这香岭别苑是宁王的私宅,修筑在京郊的深山里,殿宇屋舍虽不算华丽,却有半坡红梅和成片的茶花。这时节万物凋敝,唯有嫣红的梅花开得正盛,于熠熠暖阳下甚是夺目。
裴砚眺望梅林,眉头却未舒展。
他藏身在这座深山别苑,其实另有缘故。
大梁虽曾有国力昌盛的时候,但数代帝王承袭下来,却渐露衰微之相。尤其是承平帝继位这四十年,因帝王沉湎于书画技艺,在朝堂国事上缺乏魄力手腕,以致将朝政托付于奸佞之手,他则在深宫画画偷懒。
承平帝弱冠时登基,到如今年过花甲,大梁国力也随着他日益衰老而每况愈下。
如今朝中乱象丛生,先有流民作乱,后有贼寇自立,若朝廷还不能重振朝纲,恐怕某些节度使的异心就该压不住了。
但内忧之余,还有外患未清。
北夏向来虎视眈眈,在边地屡屡挑起战事,一直窥伺着大梁的繁华。先前几位敌将都被裴砚等人斩于马下,前年北夏从别处调了压箱底的名将屠长恭来对付大梁,一副不达目的不肯罢休的架势。
这屠长恭用兵打仗十分高明,也深得北夏主政的太后信任,是如今北边最大的威胁。
裴砚数次与他交锋,想将这隐患趁早拔除,奈何屠长恭生性谨慎,自知裴砚是个劲敌,便只在试探之余囤积兵马,另待时机。
可大梁怎么等得起?
若再拖下去,怕真是要陷入内忧外患的困境,既无力平定流民叛贼之乱,也腾不出钱粮兵马在北边御敌。
宁王为此十分忧虑,便与裴砚商议了这计策。
——据探子所报,北夏太后其实早就想挥兵南下蚕食大梁疆土,只是屠长恭忌惮死守边关、数次让北夏吃大亏的裴砚,总想等候良机一举成功,才顶住北夏太后的旨意迟迟没调动大军。

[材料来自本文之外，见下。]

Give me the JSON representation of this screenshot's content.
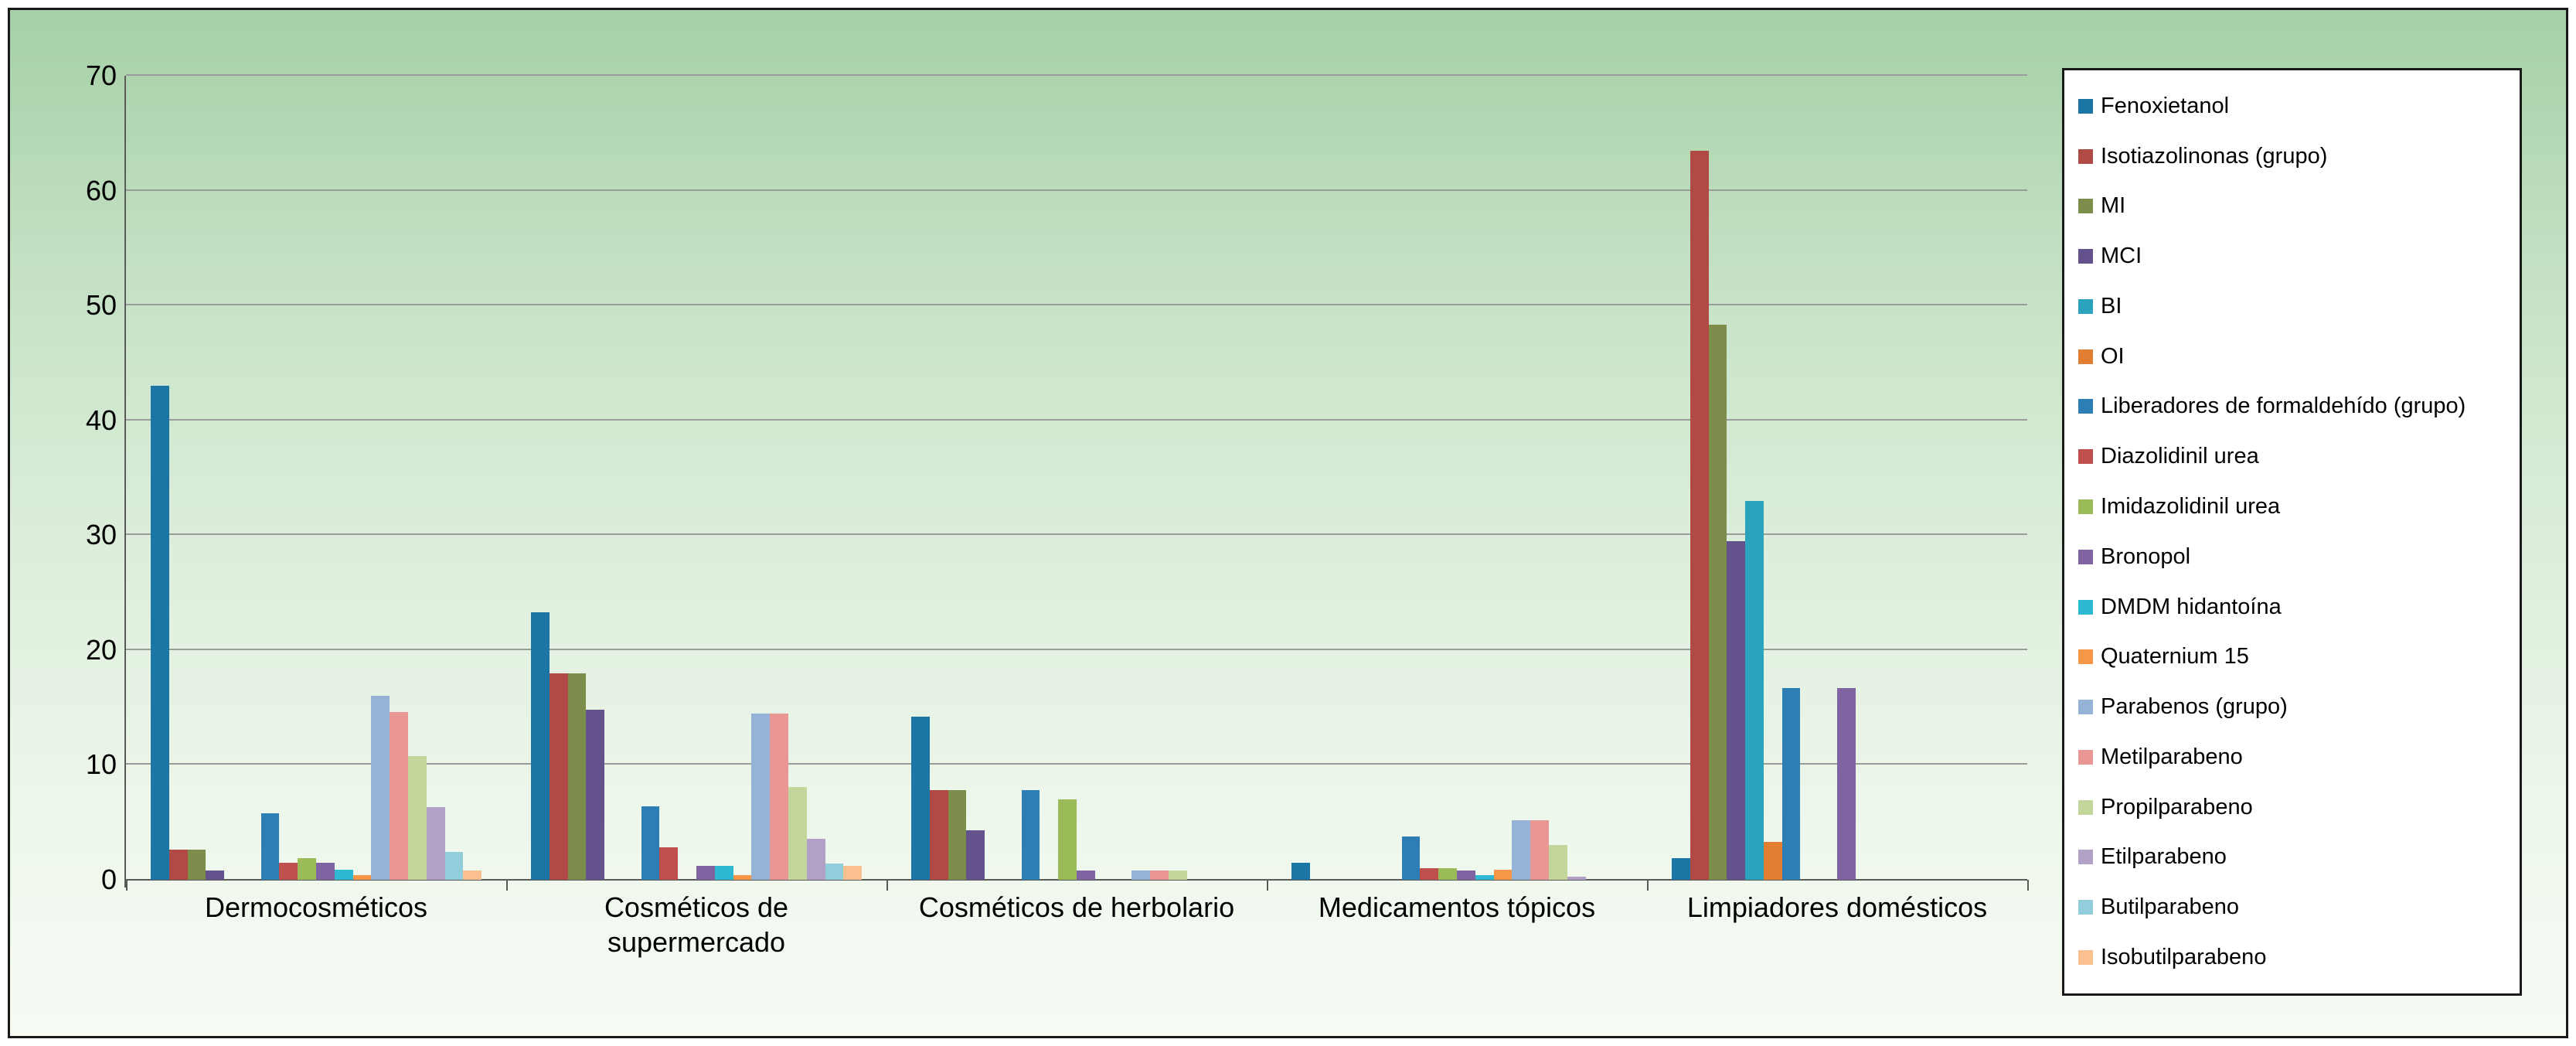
{
  "chart_data": {
    "type": "bar",
    "title": "",
    "xlabel": "",
    "ylabel": "",
    "ylim": [
      0,
      70
    ],
    "yticks": [
      0,
      10,
      20,
      30,
      40,
      50,
      60,
      70
    ],
    "grid": true,
    "legend_position": "right",
    "background": "green gradient, light at bottom",
    "categories": [
      "Dermocosméticos",
      "Cosméticos de supermercado",
      "Cosméticos de herbolario",
      "Medicamentos tópicos",
      "Limpiadores domésticos"
    ],
    "series": [
      {
        "name": "Fenoxietanol",
        "color": "#1b75a5",
        "values": [
          43,
          23.3,
          14.2,
          1.5,
          1.9
        ]
      },
      {
        "name": "Isotiazolinonas (grupo)",
        "color": "#b04a45",
        "values": [
          2.6,
          18,
          7.8,
          0,
          63.5
        ]
      },
      {
        "name": "MI",
        "color": "#7d8d4c",
        "values": [
          2.6,
          18,
          7.8,
          0,
          48.3
        ]
      },
      {
        "name": "MCI",
        "color": "#64528d",
        "values": [
          0.8,
          14.8,
          4.3,
          0,
          29.5
        ]
      },
      {
        "name": "BI",
        "color": "#2ba3bd",
        "values": [
          0,
          0,
          0,
          0,
          33
        ]
      },
      {
        "name": "OI",
        "color": "#e17e32",
        "values": [
          0,
          0,
          0,
          0,
          3.3
        ]
      },
      {
        "name": "Liberadores de formaldehído (grupo)",
        "color": "#2d7eb5",
        "values": [
          5.8,
          6.4,
          7.8,
          3.8,
          16.7
        ]
      },
      {
        "name": "Diazolidinil urea",
        "color": "#c0504d",
        "values": [
          1.5,
          2.8,
          0,
          1.0,
          0
        ]
      },
      {
        "name": "Imidazolidinil urea",
        "color": "#9bbb59",
        "values": [
          1.9,
          0,
          7.0,
          1.0,
          0
        ]
      },
      {
        "name": "Bronopol",
        "color": "#8064a2",
        "values": [
          1.5,
          1.2,
          0.8,
          0.8,
          16.7
        ]
      },
      {
        "name": "DMDM hidantoína",
        "color": "#2fb8d1",
        "values": [
          0.9,
          1.2,
          0,
          0.4,
          0
        ]
      },
      {
        "name": "Quaternium 15",
        "color": "#f79646",
        "values": [
          0.4,
          0.4,
          0,
          0.9,
          0
        ]
      },
      {
        "name": "Parabenos (grupo)",
        "color": "#95b3d7",
        "values": [
          16,
          14.5,
          0.8,
          5.2,
          0
        ]
      },
      {
        "name": "Metilparabeno",
        "color": "#e99694",
        "values": [
          14.6,
          14.5,
          0.8,
          5.2,
          0
        ]
      },
      {
        "name": "Propilparabeno",
        "color": "#c3d69b",
        "values": [
          10.8,
          8.1,
          0.8,
          3.0,
          0
        ]
      },
      {
        "name": "Etilparabeno",
        "color": "#b2a1c7",
        "values": [
          6.3,
          3.6,
          0,
          0.3,
          0
        ]
      },
      {
        "name": "Butilparabeno",
        "color": "#92cddc",
        "values": [
          2.4,
          1.4,
          0,
          0,
          0
        ]
      },
      {
        "name": "Isobutilparabeno",
        "color": "#fac08f",
        "values": [
          0.8,
          1.2,
          0,
          0,
          0
        ]
      }
    ]
  }
}
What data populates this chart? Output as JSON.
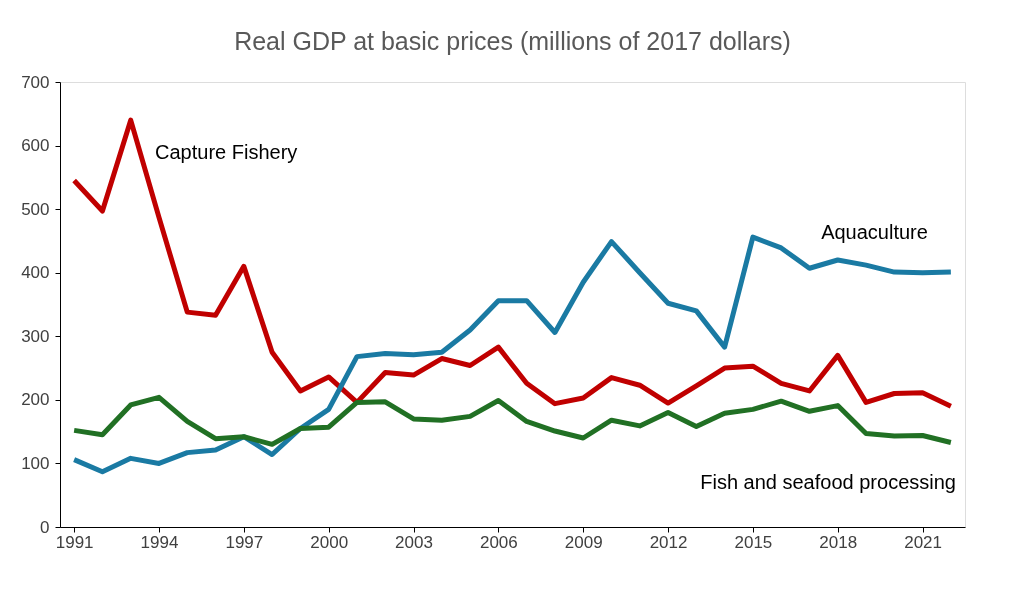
{
  "chart_data": {
    "type": "line",
    "title": "Real GDP at basic prices (millions of 2017 dollars)",
    "x": [
      1991,
      1992,
      1993,
      1994,
      1995,
      1996,
      1997,
      1998,
      1999,
      2000,
      2001,
      2002,
      2003,
      2004,
      2005,
      2006,
      2007,
      2008,
      2009,
      2010,
      2011,
      2012,
      2013,
      2014,
      2015,
      2016,
      2017,
      2018,
      2019,
      2020,
      2021,
      2022
    ],
    "series": [
      {
        "name": "Capture Fishery",
        "color": "#c00000",
        "values": [
          545,
          497,
          640,
          487,
          338,
          333,
          410,
          275,
          214,
          236,
          196,
          243,
          239,
          265,
          254,
          283,
          226,
          194,
          203,
          235,
          223,
          195,
          222,
          250,
          253,
          226,
          214,
          270,
          196,
          210,
          211,
          190
        ]
      },
      {
        "name": "Aquaculture",
        "color": "#1a7aa3",
        "values": [
          106,
          87,
          108,
          100,
          117,
          121,
          142,
          114,
          155,
          185,
          268,
          273,
          271,
          275,
          310,
          356,
          356,
          306,
          385,
          449,
          400,
          352,
          340,
          283,
          456,
          439,
          407,
          420,
          412,
          401,
          400,
          401
        ]
      },
      {
        "name": "Fish and seafood processing",
        "color": "#217024",
        "values": [
          152,
          145,
          192,
          204,
          166,
          139,
          142,
          130,
          155,
          157,
          196,
          197,
          170,
          168,
          174,
          199,
          166,
          151,
          140,
          168,
          159,
          180,
          158,
          179,
          185,
          198,
          182,
          191,
          147,
          143,
          144,
          133
        ]
      }
    ],
    "xlim": [
      1990.5,
      2022.5
    ],
    "xticks": [
      1991,
      1994,
      1997,
      2000,
      2003,
      2006,
      2009,
      2012,
      2015,
      2018,
      2021
    ],
    "ylim": [
      0,
      700
    ],
    "yticks": [
      0,
      100,
      200,
      300,
      400,
      500,
      600,
      700
    ],
    "grid": false,
    "legend": false,
    "marker": "none",
    "line_style": "solid"
  }
}
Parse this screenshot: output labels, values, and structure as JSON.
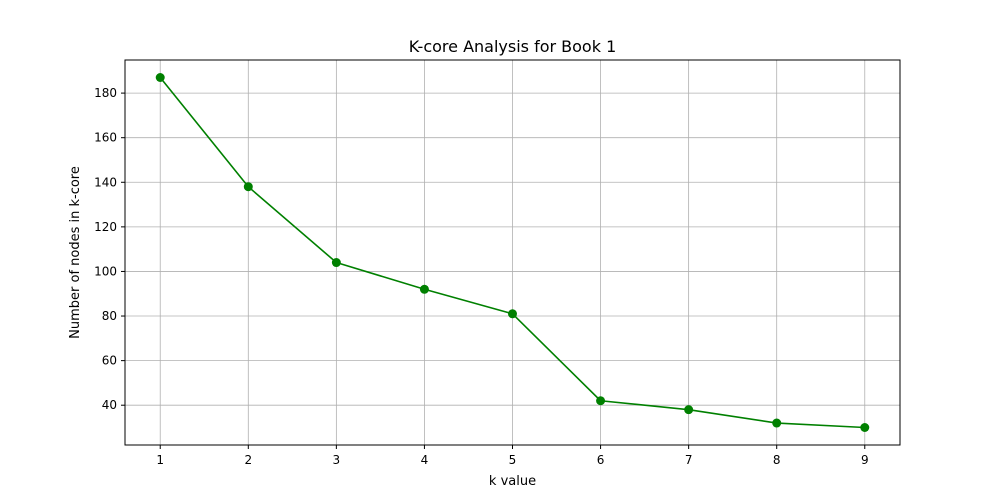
{
  "chart_data": {
    "type": "line",
    "title": "K-core Analysis for Book 1",
    "xlabel": "k value",
    "ylabel": "Number of nodes in k-core",
    "x": [
      1,
      2,
      3,
      4,
      5,
      6,
      7,
      8,
      9
    ],
    "series": [
      {
        "values": [
          187,
          138,
          104,
          92,
          81,
          42,
          38,
          32,
          30
        ],
        "color": "#008000",
        "marker": "circle"
      }
    ],
    "xticks": [
      1,
      2,
      3,
      4,
      5,
      6,
      7,
      8,
      9
    ],
    "yticks": [
      40,
      60,
      80,
      100,
      120,
      140,
      160,
      180
    ],
    "xlim": [
      0.6,
      9.4
    ],
    "ylim": [
      22.15,
      194.85
    ],
    "grid": true
  }
}
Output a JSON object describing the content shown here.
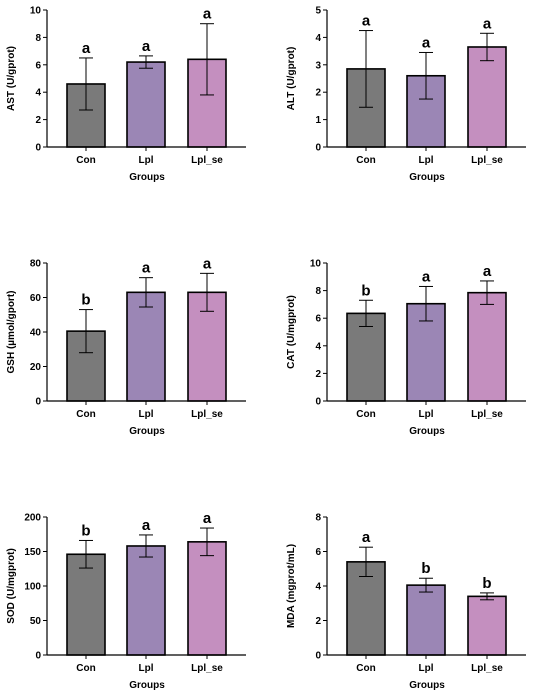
{
  "chart_data": [
    {
      "type": "bar",
      "title": "",
      "xlabel": "Groups",
      "ylabel": "AST (U/gprot)",
      "categories": [
        "Con",
        "Lpl",
        "Lpl_se"
      ],
      "values": [
        4.6,
        6.2,
        6.4
      ],
      "errors": [
        1.9,
        0.45,
        2.6
      ],
      "significance": [
        "a",
        "a",
        "a"
      ],
      "ylim": [
        0,
        10
      ],
      "yticks": [
        0,
        2,
        4,
        6,
        8,
        10
      ],
      "colors": [
        "#7a7a7a",
        "#9b86b5",
        "#c48fbf"
      ]
    },
    {
      "type": "bar",
      "title": "",
      "xlabel": "Groups",
      "ylabel": "ALT (U/gprot)",
      "categories": [
        "Con",
        "Lpl",
        "Lpl_se"
      ],
      "values": [
        2.85,
        2.6,
        3.65
      ],
      "errors": [
        1.4,
        0.85,
        0.5
      ],
      "significance": [
        "a",
        "a",
        "a"
      ],
      "ylim": [
        0,
        5
      ],
      "yticks": [
        0,
        1,
        2,
        3,
        4,
        5
      ],
      "colors": [
        "#7a7a7a",
        "#9b86b5",
        "#c48fbf"
      ]
    },
    {
      "type": "bar",
      "title": "",
      "xlabel": "Groups",
      "ylabel": "GSH (µmol/gport)",
      "categories": [
        "Con",
        "Lpl",
        "Lpl_se"
      ],
      "values": [
        40.5,
        63,
        63
      ],
      "errors": [
        12.5,
        8.5,
        11
      ],
      "significance": [
        "b",
        "a",
        "a"
      ],
      "ylim": [
        0,
        80
      ],
      "yticks": [
        0,
        20,
        40,
        60,
        80
      ],
      "colors": [
        "#7a7a7a",
        "#9b86b5",
        "#c48fbf"
      ]
    },
    {
      "type": "bar",
      "title": "",
      "xlabel": "Groups",
      "ylabel": "CAT (U/mgprot)",
      "categories": [
        "Con",
        "Lpl",
        "Lpl_se"
      ],
      "values": [
        6.35,
        7.05,
        7.85
      ],
      "errors": [
        0.95,
        1.25,
        0.85
      ],
      "significance": [
        "b",
        "a",
        "a"
      ],
      "ylim": [
        0,
        10
      ],
      "yticks": [
        0,
        2,
        4,
        6,
        8,
        10
      ],
      "colors": [
        "#7a7a7a",
        "#9b86b5",
        "#c48fbf"
      ]
    },
    {
      "type": "bar",
      "title": "",
      "xlabel": "Groups",
      "ylabel": "SOD (U/mgprot)",
      "categories": [
        "Con",
        "Lpl",
        "Lpl_se"
      ],
      "values": [
        146,
        158,
        164
      ],
      "errors": [
        20,
        16,
        20
      ],
      "significance": [
        "b",
        "a",
        "a"
      ],
      "ylim": [
        0,
        200
      ],
      "yticks": [
        0,
        50,
        100,
        150,
        200
      ],
      "colors": [
        "#7a7a7a",
        "#9b86b5",
        "#c48fbf"
      ]
    },
    {
      "type": "bar",
      "title": "",
      "xlabel": "Groups",
      "ylabel": "MDA (mgprot/mL)",
      "categories": [
        "Con",
        "Lpl",
        "Lpl_se"
      ],
      "values": [
        5.4,
        4.05,
        3.4
      ],
      "errors": [
        0.85,
        0.4,
        0.2
      ],
      "significance": [
        "a",
        "b",
        "b"
      ],
      "ylim": [
        0,
        8
      ],
      "yticks": [
        0,
        2,
        4,
        6,
        8
      ],
      "colors": [
        "#7a7a7a",
        "#9b86b5",
        "#c48fbf"
      ]
    }
  ]
}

这回屠长恭再度出兵试探,裴砚便来了个重伤中毒的戏码,想诱屠长恭调动精锐,好早些除掉隐患。
可屠长恭实在谨慎,不肯轻信此事,宁王没了法子,便将主意打到了北夏太后的头上。
他将裴砚重伤垂危的消息暗里放出去,在北地做出秘不外传的假象,周密布防后安排人护送裴砚回京医治。
届时,京城的北夏暗探自会将消息传到那位太后耳中,哪怕屠长恭仍想养精蓄锐,恐怕太后也该逼他趁防守空虚大举南下了。
这种事需要耐心。
宁王虽忧心朝中内乱,对边地布防却很有把握,安排妥当后自管先回京城。
裴砚既是受伤中毒后性命垂危,南下的队伍自然走得极慢。他懒得费那个功夫,便留下心腹在队中掩人耳目,自己纵马疾驰回京,蛰居在这座别苑里。